Edvard Munch’s 1895 version of “The Scream” — which became the most expensive artwork ever sold at auction when it brought nearly $120 million at Sotheby’s in May — will go on view at the Museum of Modern Art, courtesy of its new mystery owner, for six months, starting on Oct. 24.

“This is an incredible opportunity for our visitors to see something that is otherwise hard to see,” Glenn D. Lowry, the museum’s director, said in a telephone interview.

Munch made four versions of “The Scream” — an image that has become a universal symbol of angst and existential dread — from 1893 to 1910. Three are in Norwegian museums and have not traveled for years. This one, a pastel on board, is the only “Scream” still in private hands and the only one in the United States; it has never before been shown publicly in New York, officials at MoMA say.

Depicting a hairless figure on a bridge under a brilliant yellow-orange sky, the composition was originally conceived by Munch as part of his “Frieze of Life” series, which explores themes of love, angst and death. “Some people call it the Mona Lisa of Modern art,” Mr. Lowry said.

This version, the most colorful of the four, has a frame painted by the artist with a poem describing a walk at sunset (“I felt a whiff of melancholy — I stood/Still, deathly tired”) that inspired the work. (It is also unique among the “Screams” for its background figure turning to look out onto the cityscape.)

The New York financier Leon Black is said to have been the buyer of the pastel at Sotheby’s, but nobody — including Mr. Black himself, officials at Sotheby’s or Mr. Lowry — would confirm that he was the one lending the painting to MoMA.

Mr. Black is a member of MoMA’s board, however (as well as of the board of the Metropolitan Museum of Art). He is also one of this country’s foremost collectors, having amassed a world-class art collection that includes paintings by Manet, Cézanne and Degas; drawings by Raphael, Daumier and van Gogh; and sculptures by Brancusi, Gauguin and Degas.

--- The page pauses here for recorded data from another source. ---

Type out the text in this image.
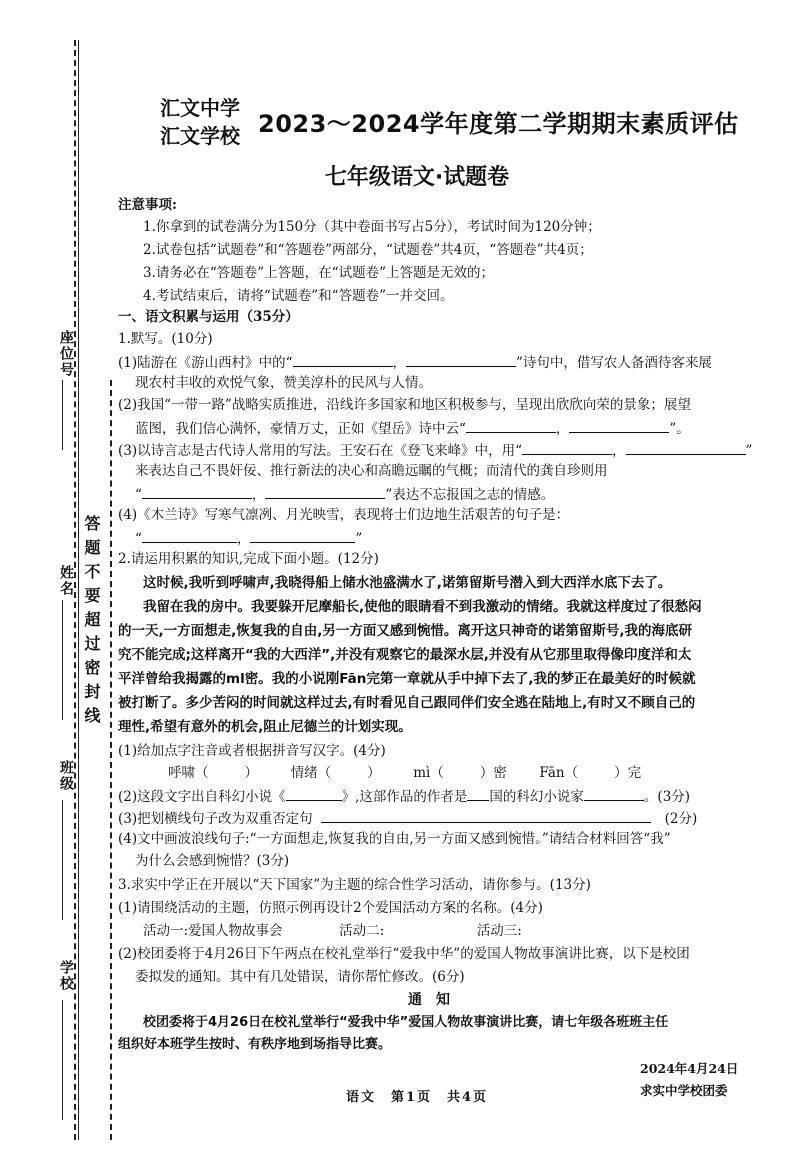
座位号
姓名
班级
学校
答题不要超过密封线
汇文中学
汇文学校 2023～2024学年度第二学期期末素质评估
七年级语文·试题卷
注意事项:
1.你拿到的试卷满分为150分（其中卷面书写占5分），考试时间为120分钟；
2.试卷包括“试题卷”和“答题卷”两部分，“试题卷”共4页，“答题卷”共4页；
3.请务必在“答题卷”上答题，在“试题卷”上答题是无效的；
4.考试结束后，请将“试题卷”和“答题卷”一并交回。
一、语文积累与运用（35分）
1.默写。(10分)
(1)陆游在《游山西村》中的“	，	”诗句中，借写农人备酒待客来展
现农村丰收的欢悦气象，赞美淳朴的民风与人情。
(2)我国“一带一路”战略实质推进，沿线许多国家和地区积极参与，呈现出欣欣向荣的景象；展望
蓝图，我们信心满怀，豪情万丈，正如《望岳》诗中云“	，	”。
(3)以诗言志是古代诗人常用的写法。王安石在《登飞来峰》中，用“	，	”
来表达自己不畏奸佞、推行新法的决心和高瞻远瞩的气概；而清代的龚自珍则用
“	，	”表达不忘报国之志的情感。
(4)《木兰诗》写寒气凛冽、月光映雪，表现将士们边地生活艰苦的句子是：
“	，	”
2.请运用积累的知识,完成下面小题。(12分)
这时候,我听到呼啸声,我晓得船上储水池盛满水了,诺第留斯号潜入到大西洋水底下去了。
我留在我的房中。我要躲开尼摩船长,使他的眼睛看不到我激动的情绪。我就这样度过了很愁闷
的一天,一方面想走,恢复我的自由,另一方面又感到惋惜。离开这只神奇的诺第留斯号,我的海底研
究不能完成;这样离开“我的大西洋”,并没有观察它的最深水层,并没有从它那里取得像印度洋和太
平洋曾给我揭露的ml密。我的小说刚Fān完第一章就从手中掉下去了,我的梦正在最美好的时候就
被打断了。多少苦闷的时间就这样过去,有时看见自己跟同伴们安全逃在陆地上,有时又不顾自己的
理性,希望有意外的机会,阻止尼德兰的计划实现。
(1)给加点字注音或者根据拼音写汉字。(4分)
呼啸（	） 情绪（	） mì（	）密 Fān（	）完
(2)这段文字出自科幻小说《	》,这部作品的作者是 国的科幻小说家	。(3分)
(3)把划横线句子改为双重否定句	(2分)
(4)文中画波浪线句子:“一方面想走,恢复我的自由,另一方面又感到惋惜。”请结合材料回答“我”
为什么会感到惋惜？(3分)
3.求实中学正在开展以“天下国家”为主题的综合性学习活动，请你参与。(13分)
(1)请围绕活动的主题，仿照示例再设计2个爱国活动方案的名称。(4分)
活动一:爱国人物故事会	活动二:	活动三:
(2)校团委将于4月26日下午两点在校礼堂举行“爱我中华”的爱国人物故事演讲比赛，以下是校团
委拟发的通知。其中有几处错误，请你帮忙修改。(6分)
通　知
校团委将于4月26日在校礼堂举行“爱我中华”爱国人物故事演讲比赛，请七年级各班班主任
组织好本班学生按时、有秩序地到场指导比赛。
2024年4月24日
求实中学校团委
语文　第1页　共4页
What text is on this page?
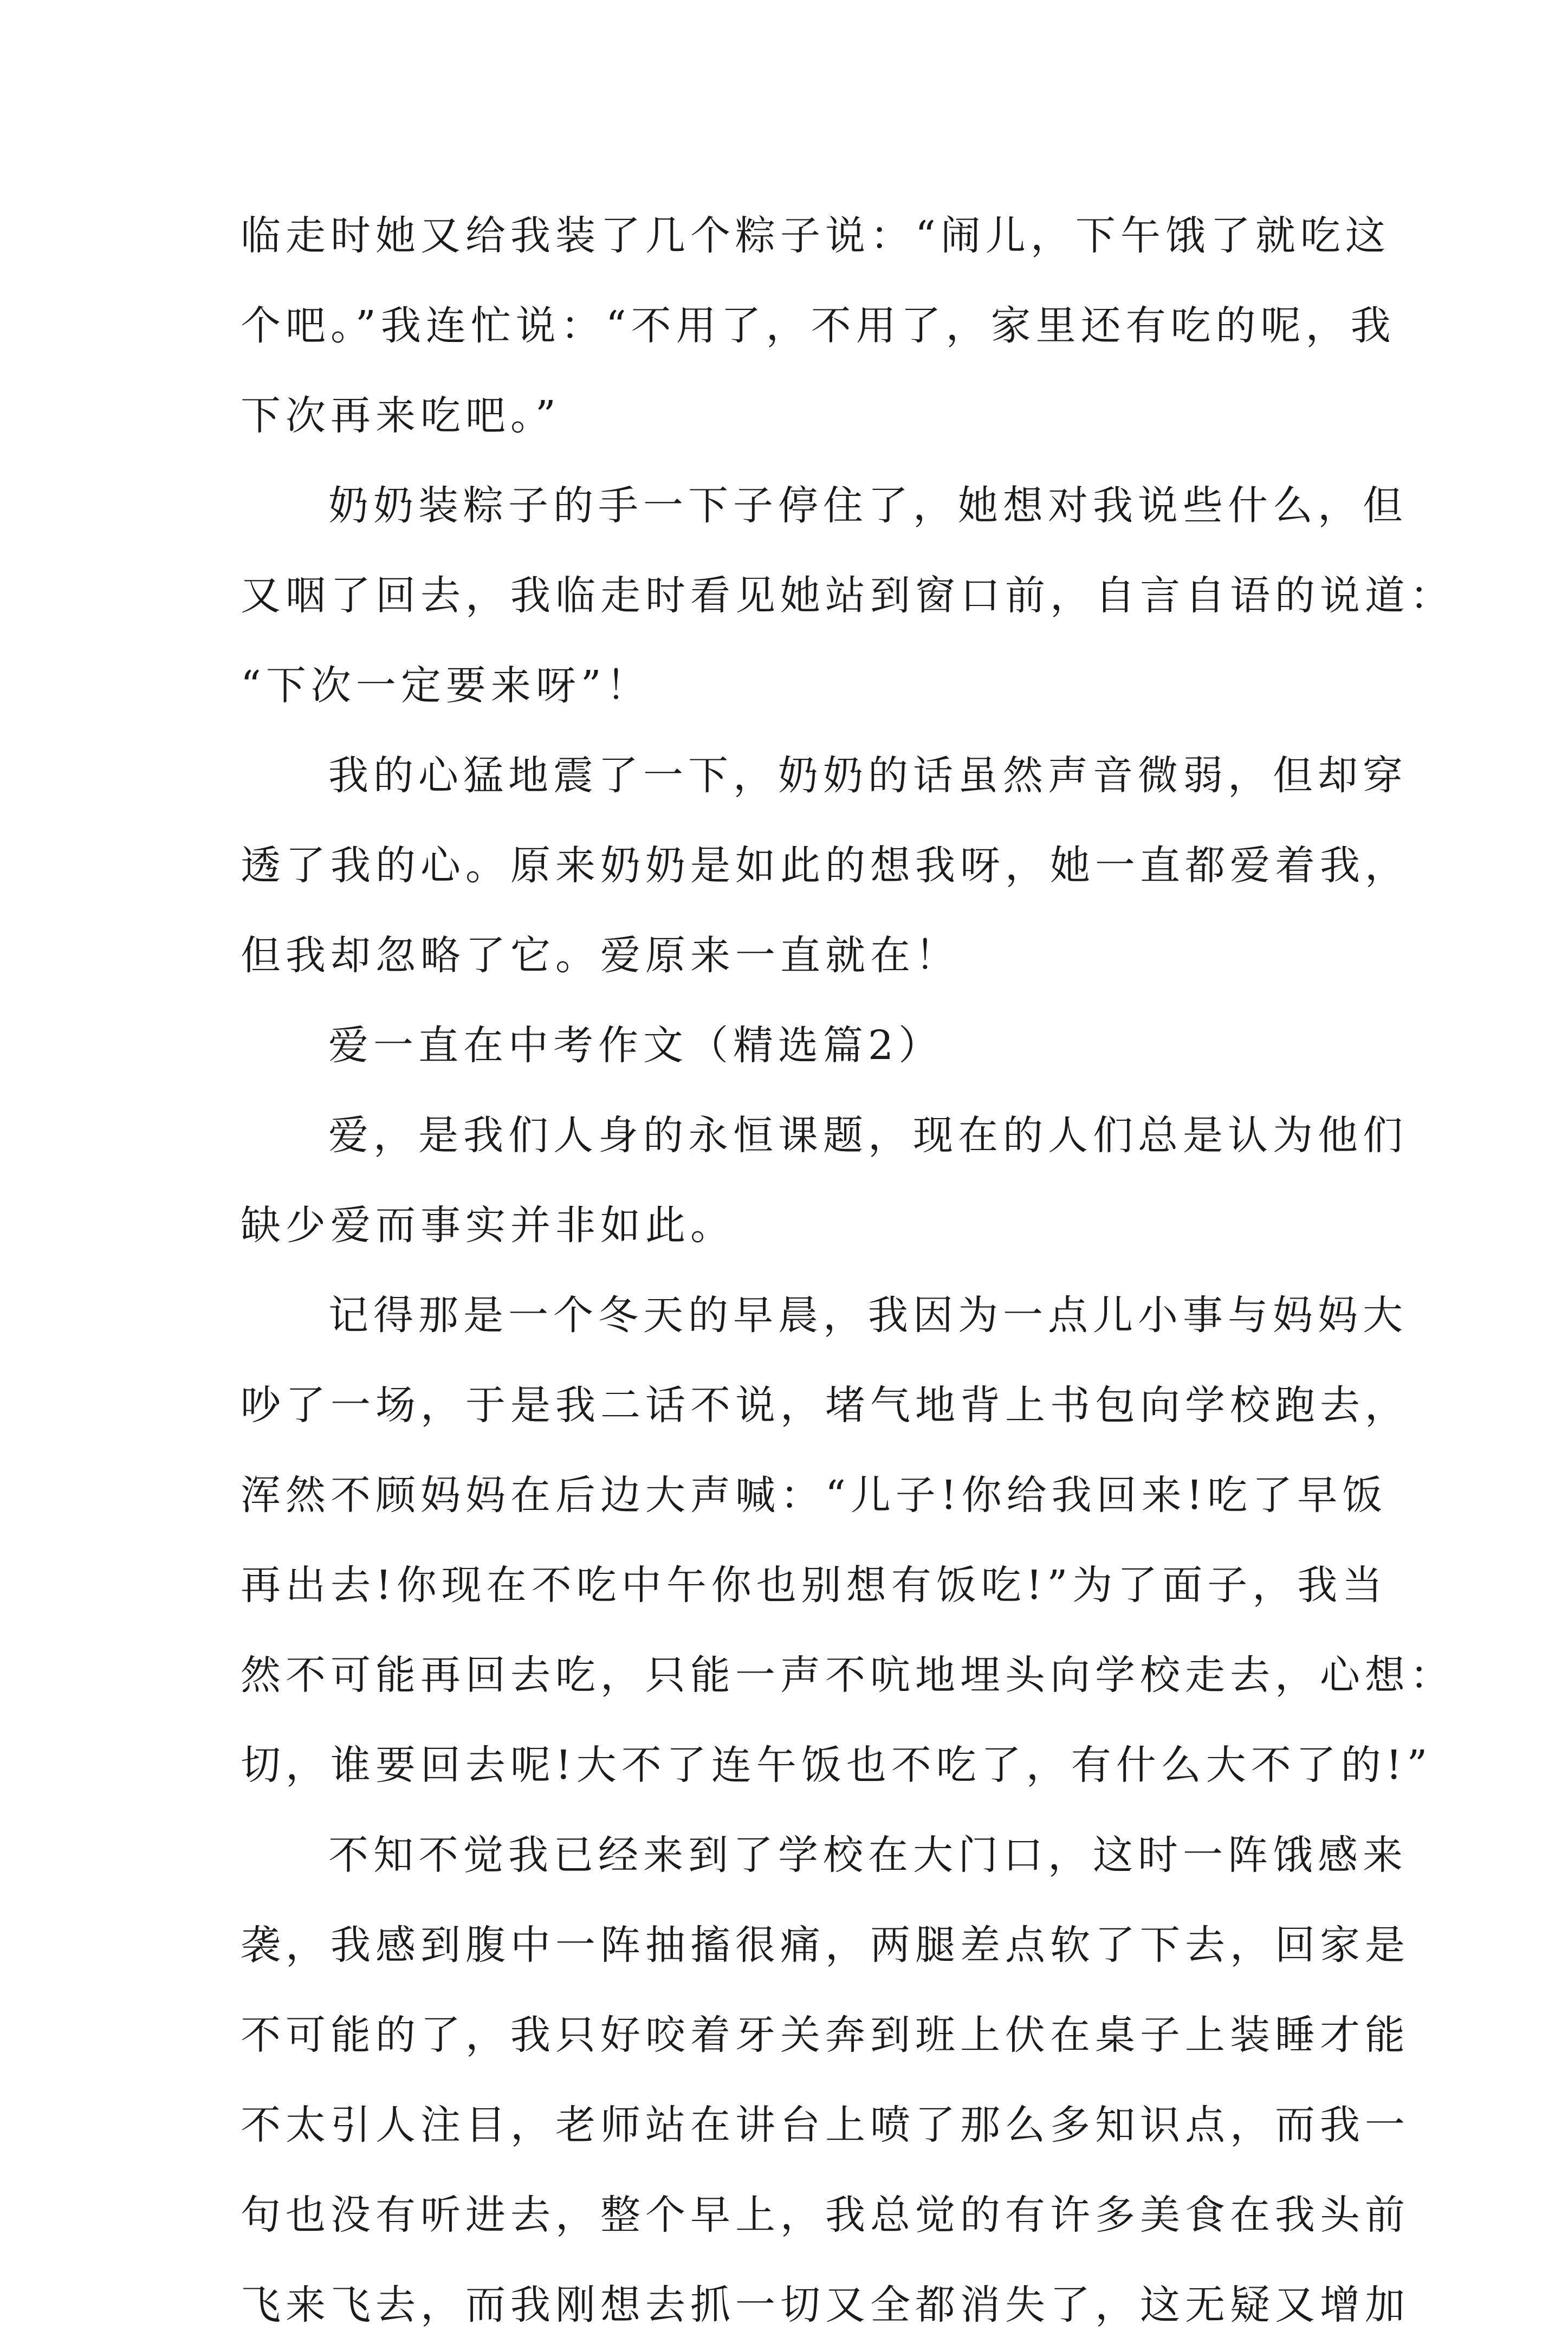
临走时她又给我装了几个粽子说：“闹儿，下午饿了就吃这
个吧。”我连忙说：“不用了，不用了，家里还有吃的呢，我
下次再来吃吧。”
奶奶装粽子的手一下子停住了，她想对我说些什么，但
又咽了回去，我临走时看见她站到窗口前，自言自语的说道：
“下次一定要来呀”！
我的心猛地震了一下，奶奶的话虽然声音微弱，但却穿
透了我的心。原来奶奶是如此的想我呀，她一直都爱着我，
但我却忽略了它。爱原来一直就在！
爱一直在中考作文（精选篇2）
爱，是我们人身的永恒课题，现在的人们总是认为他们
缺少爱而事实并非如此。
记得那是一个冬天的早晨，我因为一点儿小事与妈妈大
吵了一场，于是我二话不说，堵气地背上书包向学校跑去，
浑然不顾妈妈在后边大声喊：“儿子!你给我回来!吃了早饭
再出去!你现在不吃中午你也别想有饭吃!”为了面子，我当
然不可能再回去吃，只能一声不吭地埋头向学校走去，心想：
切，谁要回去呢!大不了连午饭也不吃了，有什么大不了的!”
不知不觉我已经来到了学校在大门口，这时一阵饿感来
袭，我感到腹中一阵抽搐很痛，两腿差点软了下去，回家是
不可能的了，我只好咬着牙关奔到班上伏在桌子上装睡才能
不太引人注目，老师站在讲台上喷了那么多知识点，而我一
句也没有听进去，整个早上，我总觉的有许多美食在我头前
飞来飞去，而我刚想去抓一切又全都消失了，这无疑又增加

Mr. Black, the chief executive of Apollo Global Management, is said to have developed a passion for art after studying it at Dartmouth College in the early 1970s. He has told friends that he considers “The Scream” particularly important because it is a precursor of 20th-century Expressionism.

The pastel will be on view at MoMA through April 29, hanging in the first gallery on the museum’s fifth floor, along with several prints that Munch made around the same time. “Over the years we have really built up our Munch holdings,” Mr. Lowry said. “But the main focus of the exhibition will be the pastel.”

Security at the museum will be extremely strict. Besides being one of the most recognizable images ever — reproduced on everything from mugs and T-shirts to key chains and inflatable dolls — “The Scream” is also one of the most often tempting to thieves. Versions have been stolen twice, first in 1994, when two burglars fled the National Gallery of Norway in Oslo with an 1893 “Scream” (it was recovered unharmed later that year), and then in 2004, when masked gunmen stole the 1910 version, as well as Munch’s “Madonna,” from the Munch Museum, also in Oslo; both works were recovered two years later.

When Sotheby’s was selling the pastel, it was first put on view in London for five days, and more than 7,500 people passed through airport-style security scanners and bag checks to see it. When it then came to New York, the auction house restricted viewing to Sotheby’s clients only.

At MoMA, Mr. Lowry said: “It is our hope to maintain a normal flow of visitors and show it in a way so the public can best see it. But if the situation warrants, we might have to issue timed tickets.”